Gauging “interest” in the game is another angle. We can do a trends comparison by search volume. I stacked up some of the biggest releases over the course of this upcoming month here, and we can see that Vanguard did indeed spike at release, though it did so at more or less the exact same pace as Forza Horizon 5 when it hit early access. But that’s a game that is only being released on Xbox and PC, not PlayStation, compared to Vanguard being released within the massive install base of PlayStation as well. That’s a bit…odd.


Critically, the game scored a 78 on Metacritic, which isn’t amazing, but it’s not that outside the norm for Call of Duty these days either. The beloved, smash hit Modern Warfare reprisal only scored about an 80-81 when it was released in 2019. Last year’s Black Ops Cold War was below that with a 76. Generally speaking, if you go into the Call of Duty creator space specifically, there does seem to be a lot of praise for the game, both in terms of its campaign and its multiplayer, so it may have more legs than we’re giving it credit for, at least among its more dedicated players, which is a good sign.

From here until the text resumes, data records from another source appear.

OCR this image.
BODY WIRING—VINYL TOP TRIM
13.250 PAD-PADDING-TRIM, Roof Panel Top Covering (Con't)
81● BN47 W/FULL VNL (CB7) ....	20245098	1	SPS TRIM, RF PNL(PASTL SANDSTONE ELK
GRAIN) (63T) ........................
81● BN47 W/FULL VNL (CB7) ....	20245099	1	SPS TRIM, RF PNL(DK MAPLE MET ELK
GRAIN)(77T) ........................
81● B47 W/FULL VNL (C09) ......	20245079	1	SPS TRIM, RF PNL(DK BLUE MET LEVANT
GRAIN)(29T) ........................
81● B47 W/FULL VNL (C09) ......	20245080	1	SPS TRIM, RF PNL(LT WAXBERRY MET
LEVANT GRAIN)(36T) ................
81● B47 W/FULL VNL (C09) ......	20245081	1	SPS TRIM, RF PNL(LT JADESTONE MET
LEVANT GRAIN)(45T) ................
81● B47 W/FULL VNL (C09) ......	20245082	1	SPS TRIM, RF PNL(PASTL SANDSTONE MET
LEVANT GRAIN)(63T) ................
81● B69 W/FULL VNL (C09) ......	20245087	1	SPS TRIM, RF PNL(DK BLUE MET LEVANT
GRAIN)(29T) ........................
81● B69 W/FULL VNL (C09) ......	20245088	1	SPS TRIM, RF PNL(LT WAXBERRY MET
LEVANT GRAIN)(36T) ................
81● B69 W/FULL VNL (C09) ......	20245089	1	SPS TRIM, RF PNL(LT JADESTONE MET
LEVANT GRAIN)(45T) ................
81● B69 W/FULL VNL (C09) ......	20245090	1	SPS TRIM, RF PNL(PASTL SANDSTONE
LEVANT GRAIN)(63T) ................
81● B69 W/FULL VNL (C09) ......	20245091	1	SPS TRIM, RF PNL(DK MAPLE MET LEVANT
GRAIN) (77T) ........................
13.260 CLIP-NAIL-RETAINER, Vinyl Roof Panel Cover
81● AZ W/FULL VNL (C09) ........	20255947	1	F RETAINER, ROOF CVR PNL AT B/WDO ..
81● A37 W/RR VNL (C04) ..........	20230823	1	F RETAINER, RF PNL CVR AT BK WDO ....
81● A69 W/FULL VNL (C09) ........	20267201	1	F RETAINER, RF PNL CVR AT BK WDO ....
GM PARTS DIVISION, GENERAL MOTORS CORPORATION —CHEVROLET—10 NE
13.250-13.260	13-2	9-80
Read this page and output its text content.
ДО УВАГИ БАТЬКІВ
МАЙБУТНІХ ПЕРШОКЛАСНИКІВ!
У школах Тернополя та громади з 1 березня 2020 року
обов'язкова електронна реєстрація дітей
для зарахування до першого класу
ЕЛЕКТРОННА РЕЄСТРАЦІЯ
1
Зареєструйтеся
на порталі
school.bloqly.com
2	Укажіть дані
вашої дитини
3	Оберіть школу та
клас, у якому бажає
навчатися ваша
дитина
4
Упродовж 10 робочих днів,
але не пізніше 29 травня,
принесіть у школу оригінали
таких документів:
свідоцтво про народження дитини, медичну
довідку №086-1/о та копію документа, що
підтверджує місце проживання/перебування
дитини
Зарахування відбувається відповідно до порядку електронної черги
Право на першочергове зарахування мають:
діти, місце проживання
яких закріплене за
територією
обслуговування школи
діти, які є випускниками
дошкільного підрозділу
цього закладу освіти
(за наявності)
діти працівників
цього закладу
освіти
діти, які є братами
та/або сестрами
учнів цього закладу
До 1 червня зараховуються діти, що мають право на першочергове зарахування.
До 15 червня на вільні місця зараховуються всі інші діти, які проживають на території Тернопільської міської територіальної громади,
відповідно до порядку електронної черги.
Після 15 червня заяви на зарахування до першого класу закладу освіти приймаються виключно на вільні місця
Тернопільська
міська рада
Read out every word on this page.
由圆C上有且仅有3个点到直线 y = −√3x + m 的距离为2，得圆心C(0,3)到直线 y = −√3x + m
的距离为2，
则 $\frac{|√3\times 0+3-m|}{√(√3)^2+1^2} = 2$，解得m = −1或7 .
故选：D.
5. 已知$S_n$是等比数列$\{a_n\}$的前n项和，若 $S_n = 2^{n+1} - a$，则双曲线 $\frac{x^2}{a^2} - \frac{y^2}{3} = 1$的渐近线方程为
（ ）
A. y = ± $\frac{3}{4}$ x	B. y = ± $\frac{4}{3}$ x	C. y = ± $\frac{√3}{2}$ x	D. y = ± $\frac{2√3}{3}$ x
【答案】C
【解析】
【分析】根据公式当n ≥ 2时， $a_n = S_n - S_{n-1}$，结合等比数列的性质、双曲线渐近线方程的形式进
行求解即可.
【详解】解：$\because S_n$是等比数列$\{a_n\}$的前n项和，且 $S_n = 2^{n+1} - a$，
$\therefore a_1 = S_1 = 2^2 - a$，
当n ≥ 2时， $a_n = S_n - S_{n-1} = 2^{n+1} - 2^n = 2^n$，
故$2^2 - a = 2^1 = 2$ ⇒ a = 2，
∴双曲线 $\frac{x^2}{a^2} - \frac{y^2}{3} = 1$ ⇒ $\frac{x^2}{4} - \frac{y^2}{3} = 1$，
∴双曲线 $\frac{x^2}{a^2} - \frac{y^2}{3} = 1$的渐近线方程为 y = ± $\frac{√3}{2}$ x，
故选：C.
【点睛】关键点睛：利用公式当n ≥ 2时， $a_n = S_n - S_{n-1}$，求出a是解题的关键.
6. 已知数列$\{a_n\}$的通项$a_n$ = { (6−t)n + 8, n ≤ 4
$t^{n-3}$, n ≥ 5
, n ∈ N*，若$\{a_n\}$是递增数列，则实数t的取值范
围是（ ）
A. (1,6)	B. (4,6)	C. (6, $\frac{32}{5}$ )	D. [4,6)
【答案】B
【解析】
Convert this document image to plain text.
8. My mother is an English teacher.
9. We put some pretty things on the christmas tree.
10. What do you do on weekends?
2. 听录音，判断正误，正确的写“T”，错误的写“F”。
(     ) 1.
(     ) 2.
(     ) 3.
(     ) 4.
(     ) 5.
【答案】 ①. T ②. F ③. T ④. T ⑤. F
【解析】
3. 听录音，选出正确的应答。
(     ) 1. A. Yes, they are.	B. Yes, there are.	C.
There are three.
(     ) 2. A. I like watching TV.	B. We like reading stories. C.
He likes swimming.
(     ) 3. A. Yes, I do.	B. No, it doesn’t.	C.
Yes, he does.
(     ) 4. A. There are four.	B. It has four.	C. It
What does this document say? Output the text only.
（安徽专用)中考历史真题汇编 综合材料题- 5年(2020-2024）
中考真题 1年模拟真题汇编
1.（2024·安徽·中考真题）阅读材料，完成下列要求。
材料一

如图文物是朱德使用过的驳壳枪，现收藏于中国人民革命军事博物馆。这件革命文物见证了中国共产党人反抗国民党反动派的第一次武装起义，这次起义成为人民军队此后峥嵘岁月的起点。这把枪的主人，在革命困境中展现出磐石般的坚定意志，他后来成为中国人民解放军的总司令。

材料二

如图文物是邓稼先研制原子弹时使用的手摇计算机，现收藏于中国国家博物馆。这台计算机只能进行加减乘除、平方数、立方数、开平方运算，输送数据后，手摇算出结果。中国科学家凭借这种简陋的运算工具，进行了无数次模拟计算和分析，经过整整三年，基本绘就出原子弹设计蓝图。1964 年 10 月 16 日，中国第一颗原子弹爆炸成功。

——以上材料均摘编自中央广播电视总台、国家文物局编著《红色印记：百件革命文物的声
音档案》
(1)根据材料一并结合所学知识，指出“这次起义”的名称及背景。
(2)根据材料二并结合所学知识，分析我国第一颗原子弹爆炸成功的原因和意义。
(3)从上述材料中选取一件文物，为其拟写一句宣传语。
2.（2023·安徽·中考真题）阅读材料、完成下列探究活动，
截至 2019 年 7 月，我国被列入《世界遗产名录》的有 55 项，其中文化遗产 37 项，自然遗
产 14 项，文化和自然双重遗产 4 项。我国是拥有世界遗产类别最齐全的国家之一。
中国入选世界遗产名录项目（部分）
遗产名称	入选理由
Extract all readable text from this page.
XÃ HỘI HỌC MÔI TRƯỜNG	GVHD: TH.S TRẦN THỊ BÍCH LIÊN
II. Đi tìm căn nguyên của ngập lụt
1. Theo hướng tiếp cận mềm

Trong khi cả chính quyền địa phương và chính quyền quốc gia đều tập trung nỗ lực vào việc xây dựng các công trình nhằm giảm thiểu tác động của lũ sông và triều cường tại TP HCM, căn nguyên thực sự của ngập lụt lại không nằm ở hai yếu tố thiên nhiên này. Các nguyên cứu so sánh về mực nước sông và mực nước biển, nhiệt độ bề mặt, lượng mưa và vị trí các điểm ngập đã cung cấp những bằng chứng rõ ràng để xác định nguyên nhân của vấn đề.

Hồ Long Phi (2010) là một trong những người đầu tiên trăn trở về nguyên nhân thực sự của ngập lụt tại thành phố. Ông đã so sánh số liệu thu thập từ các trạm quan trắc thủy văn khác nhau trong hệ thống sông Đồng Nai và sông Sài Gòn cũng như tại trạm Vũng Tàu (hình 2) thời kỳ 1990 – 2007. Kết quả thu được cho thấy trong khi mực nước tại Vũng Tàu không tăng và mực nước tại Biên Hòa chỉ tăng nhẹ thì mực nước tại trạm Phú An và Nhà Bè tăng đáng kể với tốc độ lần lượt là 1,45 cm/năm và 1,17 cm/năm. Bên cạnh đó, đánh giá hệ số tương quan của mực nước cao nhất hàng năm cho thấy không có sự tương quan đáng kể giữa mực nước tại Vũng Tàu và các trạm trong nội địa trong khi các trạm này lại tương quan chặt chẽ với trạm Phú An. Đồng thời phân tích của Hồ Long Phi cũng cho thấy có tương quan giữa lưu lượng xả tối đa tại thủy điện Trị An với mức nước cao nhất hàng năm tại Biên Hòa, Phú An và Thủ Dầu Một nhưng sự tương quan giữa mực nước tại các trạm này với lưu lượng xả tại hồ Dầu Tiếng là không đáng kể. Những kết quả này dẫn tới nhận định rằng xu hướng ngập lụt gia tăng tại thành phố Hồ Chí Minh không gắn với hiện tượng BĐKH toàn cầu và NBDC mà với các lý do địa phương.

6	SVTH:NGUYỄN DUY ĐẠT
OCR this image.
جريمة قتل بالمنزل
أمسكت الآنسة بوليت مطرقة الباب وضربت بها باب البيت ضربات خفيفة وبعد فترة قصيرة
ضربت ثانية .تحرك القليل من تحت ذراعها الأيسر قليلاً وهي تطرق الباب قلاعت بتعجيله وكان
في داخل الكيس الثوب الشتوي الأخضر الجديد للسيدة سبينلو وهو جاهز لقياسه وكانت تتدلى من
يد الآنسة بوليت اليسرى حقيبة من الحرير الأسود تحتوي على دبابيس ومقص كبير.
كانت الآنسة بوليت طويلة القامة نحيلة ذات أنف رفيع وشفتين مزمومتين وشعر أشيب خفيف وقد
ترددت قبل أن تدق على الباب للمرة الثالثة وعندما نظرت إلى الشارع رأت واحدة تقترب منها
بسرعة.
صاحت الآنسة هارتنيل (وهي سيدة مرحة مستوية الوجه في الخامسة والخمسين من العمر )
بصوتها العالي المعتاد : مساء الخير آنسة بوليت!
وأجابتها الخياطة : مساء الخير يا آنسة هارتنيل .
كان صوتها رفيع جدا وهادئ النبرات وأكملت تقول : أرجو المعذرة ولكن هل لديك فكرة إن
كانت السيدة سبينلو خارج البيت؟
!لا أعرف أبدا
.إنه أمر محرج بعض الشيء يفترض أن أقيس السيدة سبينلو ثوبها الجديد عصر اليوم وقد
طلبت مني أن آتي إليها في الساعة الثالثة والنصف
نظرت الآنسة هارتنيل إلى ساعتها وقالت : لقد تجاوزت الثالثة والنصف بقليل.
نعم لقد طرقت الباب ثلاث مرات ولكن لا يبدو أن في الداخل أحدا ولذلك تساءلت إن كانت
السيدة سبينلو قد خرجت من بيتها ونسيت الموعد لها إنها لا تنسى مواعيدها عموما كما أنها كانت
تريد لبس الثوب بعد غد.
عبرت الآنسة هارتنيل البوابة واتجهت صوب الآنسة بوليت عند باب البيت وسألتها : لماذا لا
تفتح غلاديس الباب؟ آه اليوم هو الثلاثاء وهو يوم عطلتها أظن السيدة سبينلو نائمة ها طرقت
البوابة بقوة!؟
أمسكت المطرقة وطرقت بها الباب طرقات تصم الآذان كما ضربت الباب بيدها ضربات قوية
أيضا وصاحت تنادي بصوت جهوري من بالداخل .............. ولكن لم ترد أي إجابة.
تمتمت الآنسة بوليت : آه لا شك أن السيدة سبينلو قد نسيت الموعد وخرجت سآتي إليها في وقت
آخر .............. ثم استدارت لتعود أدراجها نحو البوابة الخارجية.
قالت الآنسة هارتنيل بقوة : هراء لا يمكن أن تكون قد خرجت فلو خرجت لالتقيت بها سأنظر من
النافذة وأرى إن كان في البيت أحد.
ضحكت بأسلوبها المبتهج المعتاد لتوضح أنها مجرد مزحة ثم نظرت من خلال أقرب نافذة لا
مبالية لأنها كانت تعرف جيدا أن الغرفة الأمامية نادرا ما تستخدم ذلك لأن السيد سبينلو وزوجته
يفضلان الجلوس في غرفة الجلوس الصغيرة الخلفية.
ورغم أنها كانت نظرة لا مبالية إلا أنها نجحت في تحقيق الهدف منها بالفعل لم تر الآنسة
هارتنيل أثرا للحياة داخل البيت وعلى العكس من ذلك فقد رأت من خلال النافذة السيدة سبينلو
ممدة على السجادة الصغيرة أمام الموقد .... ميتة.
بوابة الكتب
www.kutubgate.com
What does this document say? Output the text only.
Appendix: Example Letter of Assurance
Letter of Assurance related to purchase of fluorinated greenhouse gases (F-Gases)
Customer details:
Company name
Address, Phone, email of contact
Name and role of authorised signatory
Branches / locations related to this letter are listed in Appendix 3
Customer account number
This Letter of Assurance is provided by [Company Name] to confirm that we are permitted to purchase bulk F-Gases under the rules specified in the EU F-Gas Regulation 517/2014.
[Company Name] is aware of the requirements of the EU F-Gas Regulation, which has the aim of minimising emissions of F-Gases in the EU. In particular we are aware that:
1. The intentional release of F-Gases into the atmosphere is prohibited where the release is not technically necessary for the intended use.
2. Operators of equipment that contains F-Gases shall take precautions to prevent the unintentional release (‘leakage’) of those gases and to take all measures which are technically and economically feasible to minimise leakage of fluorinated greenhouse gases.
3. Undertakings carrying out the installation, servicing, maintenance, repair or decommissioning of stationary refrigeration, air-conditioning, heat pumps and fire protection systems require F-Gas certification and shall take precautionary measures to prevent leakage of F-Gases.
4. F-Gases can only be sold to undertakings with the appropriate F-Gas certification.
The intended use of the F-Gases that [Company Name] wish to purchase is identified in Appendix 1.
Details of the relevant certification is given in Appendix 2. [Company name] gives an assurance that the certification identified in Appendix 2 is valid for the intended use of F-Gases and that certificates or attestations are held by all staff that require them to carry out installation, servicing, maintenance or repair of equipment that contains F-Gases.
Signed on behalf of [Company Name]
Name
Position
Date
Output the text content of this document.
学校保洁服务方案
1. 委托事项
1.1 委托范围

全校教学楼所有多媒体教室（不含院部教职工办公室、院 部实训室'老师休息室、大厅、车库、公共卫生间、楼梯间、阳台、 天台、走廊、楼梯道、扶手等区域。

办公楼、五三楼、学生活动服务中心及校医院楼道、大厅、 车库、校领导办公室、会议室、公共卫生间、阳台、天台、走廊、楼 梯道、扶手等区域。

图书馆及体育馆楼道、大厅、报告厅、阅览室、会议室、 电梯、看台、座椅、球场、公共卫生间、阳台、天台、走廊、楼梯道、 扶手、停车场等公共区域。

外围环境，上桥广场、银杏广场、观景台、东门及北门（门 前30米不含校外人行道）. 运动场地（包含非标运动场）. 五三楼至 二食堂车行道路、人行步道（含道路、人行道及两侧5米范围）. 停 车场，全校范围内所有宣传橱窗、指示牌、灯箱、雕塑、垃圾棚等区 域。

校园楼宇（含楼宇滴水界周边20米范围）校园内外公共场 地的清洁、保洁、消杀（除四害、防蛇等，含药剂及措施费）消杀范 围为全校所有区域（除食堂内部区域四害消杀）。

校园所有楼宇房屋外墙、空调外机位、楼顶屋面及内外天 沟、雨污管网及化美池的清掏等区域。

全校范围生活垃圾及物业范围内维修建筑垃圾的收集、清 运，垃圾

On the technical side, it seems to now take longer to find games for Modern Warfare and Warzone, which would indicate many players are leaving for Vanguard, something that didn’t happen for the release of Cold War.


In short, the signals are mixed, but we are a long ways from the era where Activision is yelling from the rooftops after 24 hours about raking in hundreds of millions in revenue. And we are still living in an era where even an “off year” of Call of Duty is probably still going to outsell everything else. That hasn’t changed. Potential competitors this year like Forza and Halo, no matter how well they do, won’t eclipse actual Vanguard sales because of Xbox Game Pass.


In short, we’ll wait to see what Activision has to say. Generally speaking, the game is being better received than Black Ops Cold War, but does not appear to be lighting the general gaming industry on fire, with other, much more buzzed-about titles in the conversation instead.